さて前回、未解決だった殺人事件が、犯人の死ぬ間際の告白、あるいは死後に発見された遺書や手記などから事件解明につながった5つのケース(パート1)をお伝えしたが、今回はその続編である。
良心の呵責なのか、死後地獄に落ちたくないのか、映画やテレビドラマによくある「死の床での犯罪の告白」は実際に存在する。
パート2では、死の床での告白が犯罪解決につながった10の殺人事件の残りの5つをお伝えしよう。
・5. 自らが犯した絞殺の手記を残した元図書館司書(イギリス)
図書館司書だったハーヴィー・リチャードソンは、つつましく静かな生活を送っているように見えた。およそ犯罪とは縁遠い人物だと思われていたが、それは彼が77歳のとき、大腸ガンで死ぬまでのことだった。
遺品を整理していたとき、"極秘"と記された封筒が入った革のカバンが見つかった。封筒の中には、9ページにも及ぶ手記があり、1970年9月2日にリバプールで遺体で発見された、ロレイン・ヤコブの殺人を告白したものだった。

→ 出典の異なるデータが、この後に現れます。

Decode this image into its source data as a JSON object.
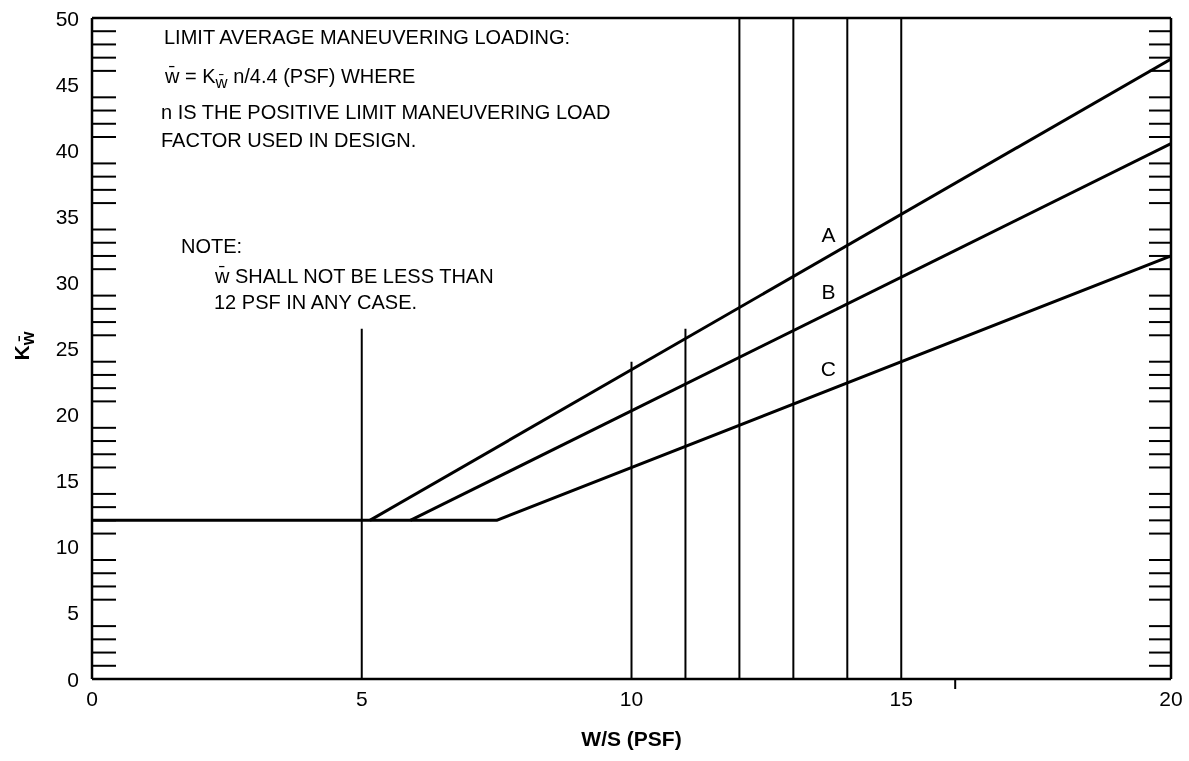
{
  "chart_data": {
    "type": "line",
    "xlabel": "W/S (PSF)",
    "ylabel": "K$_{w̄}$",
    "annotations": [
      "LIMIT AVERAGE MANEUVERING LOADING:",
      "w̄ = K$_{w̄}$ n/4.4  (PSF)  WHERE",
      "n IS THE POSITIVE LIMIT MANEUVERING LOAD",
      "FACTOR USED IN DESIGN.",
      "NOTE:",
      "w̄ SHALL NOT BE LESS THAN",
      "12 PSF IN ANY CASE."
    ],
    "series": [
      {
        "name": "A",
        "color": "#000000",
        "x": [
          5.15,
          20
        ],
        "values": [
          12,
          46.9
        ]
      },
      {
        "name": "B",
        "color": "#000000",
        "x": [
          5.9,
          20
        ],
        "values": [
          12,
          40.5
        ]
      },
      {
        "name": "C",
        "color": "#000000",
        "x": [
          0,
          7.5,
          20
        ],
        "values": [
          12,
          12,
          32
        ]
      },
      {
        "color": "#000000",
        "x": [
          5,
          5
        ],
        "values": [
          0,
          26.5
        ]
      },
      {
        "color": "#000000",
        "x": [
          10,
          10
        ],
        "values": [
          0,
          24
        ]
      },
      {
        "color": "#000000",
        "x": [
          11,
          11
        ],
        "values": [
          0,
          26.5
        ]
      }
    ],
    "ref_lines": [
      {
        "axis": "x",
        "value": 12,
        "color": "#000000"
      },
      {
        "axis": "x",
        "value": 13,
        "color": "#000000"
      },
      {
        "axis": "x",
        "value": 14,
        "color": "#000000"
      },
      {
        "axis": "x",
        "value": 15,
        "color": "#000000"
      }
    ],
    "xlim": [
      0,
      20
    ],
    "ylim": [
      0,
      50
    ],
    "xticks": [
      0,
      5,
      10,
      15,
      {
        "value": 16,
        "label": null
      },
      20
    ],
    "yticks": [
      0,
      5,
      10,
      15,
      20,
      25,
      30,
      35,
      40,
      45,
      50
    ]
  }
}
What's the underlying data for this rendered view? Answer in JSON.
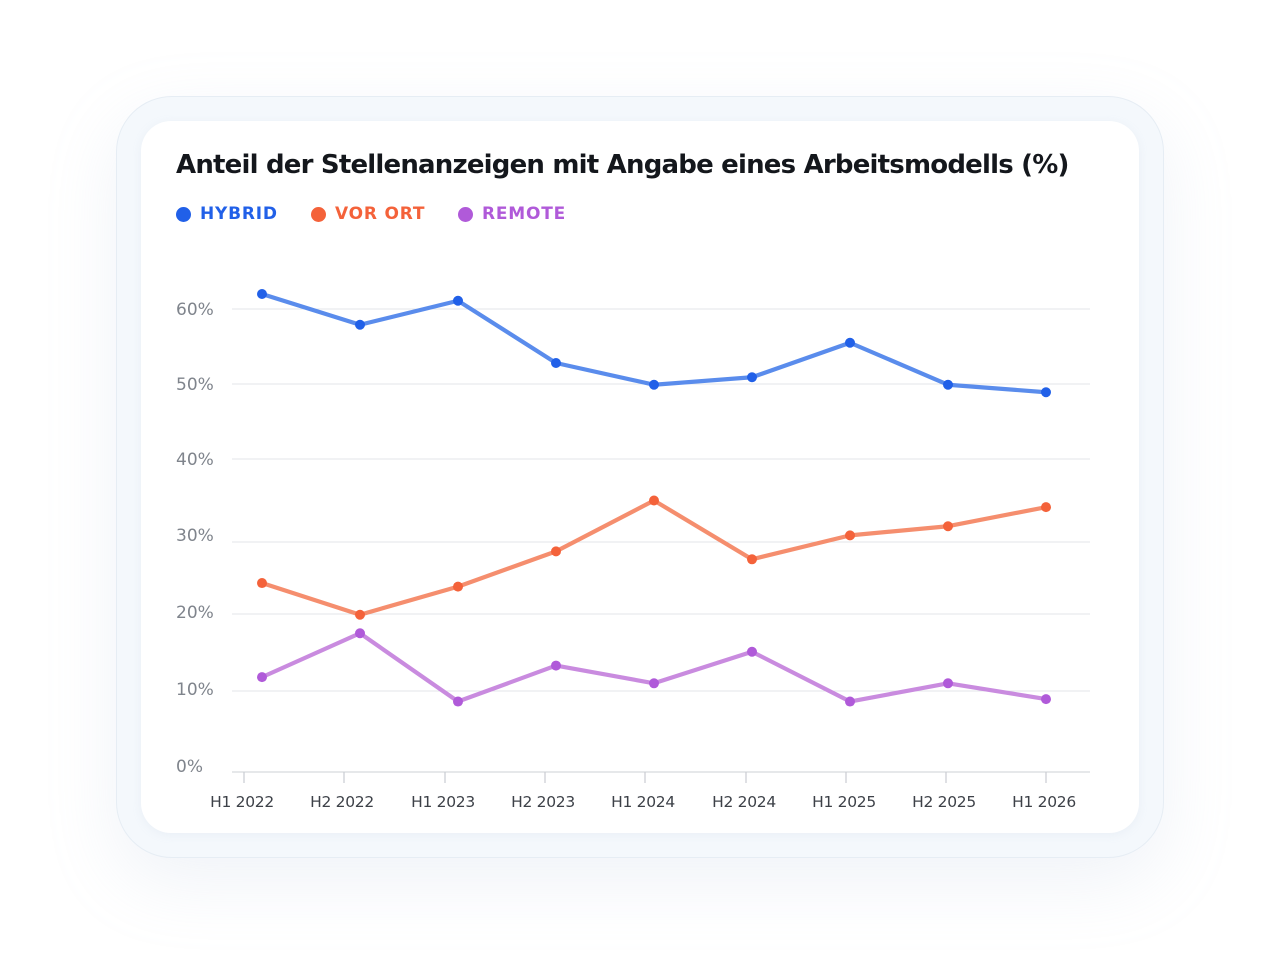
{
  "chart_data": {
    "type": "line",
    "title": "Anteil der Stellenanzeigen mit Angabe eines Arbeitsmodells (%)",
    "categories": [
      "H1 2022",
      "H2 2022",
      "H1 2023",
      "H2 2023",
      "H1 2024",
      "H2 2024",
      "H1 2025",
      "H2 2025",
      "H1 2026"
    ],
    "series": [
      {
        "name": "HYBRID",
        "color": "#2160e8",
        "line_color": "#5a8cec",
        "values": [
          62.0,
          57.9,
          61.1,
          52.8,
          49.9,
          50.9,
          55.5,
          49.9,
          48.9
        ]
      },
      {
        "name": "VOR ORT",
        "color": "#f4623a",
        "line_color": "#f58e6e",
        "values": [
          24.3,
          19.9,
          23.8,
          28.7,
          35.0,
          27.6,
          30.8,
          31.9,
          34.2
        ]
      },
      {
        "name": "REMOTE",
        "color": "#b05ad9",
        "line_color": "#c98bdf",
        "values": [
          11.8,
          17.5,
          8.7,
          13.3,
          11.0,
          15.1,
          8.7,
          11.0,
          9.0
        ]
      }
    ],
    "y_ticks": [
      "0%",
      "10%",
      "20%",
      "30%",
      "40%",
      "50%",
      "60%"
    ],
    "ylim": [
      0,
      60
    ],
    "grid": true,
    "legend_position": "top-left"
  }
}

手紙には殺人の動機が詳しく記され、殺人を伝えるさまざまな新聞記事の切り抜き、行方がわからなくなっていたロレインの下着、旧式の空気銃が一緒に出てきた。殺人の動機はなんだったのか?
発端は、リチャードソンがロレインの子どもたちの写真を撮ったことだった。それが原因で、ロレインは彼のカメラ2台を盗んだ。リチャードソンがなんの悪意もなく子どもの写真を撮ったのは確かなようだが、そのことでふたりは口論になった。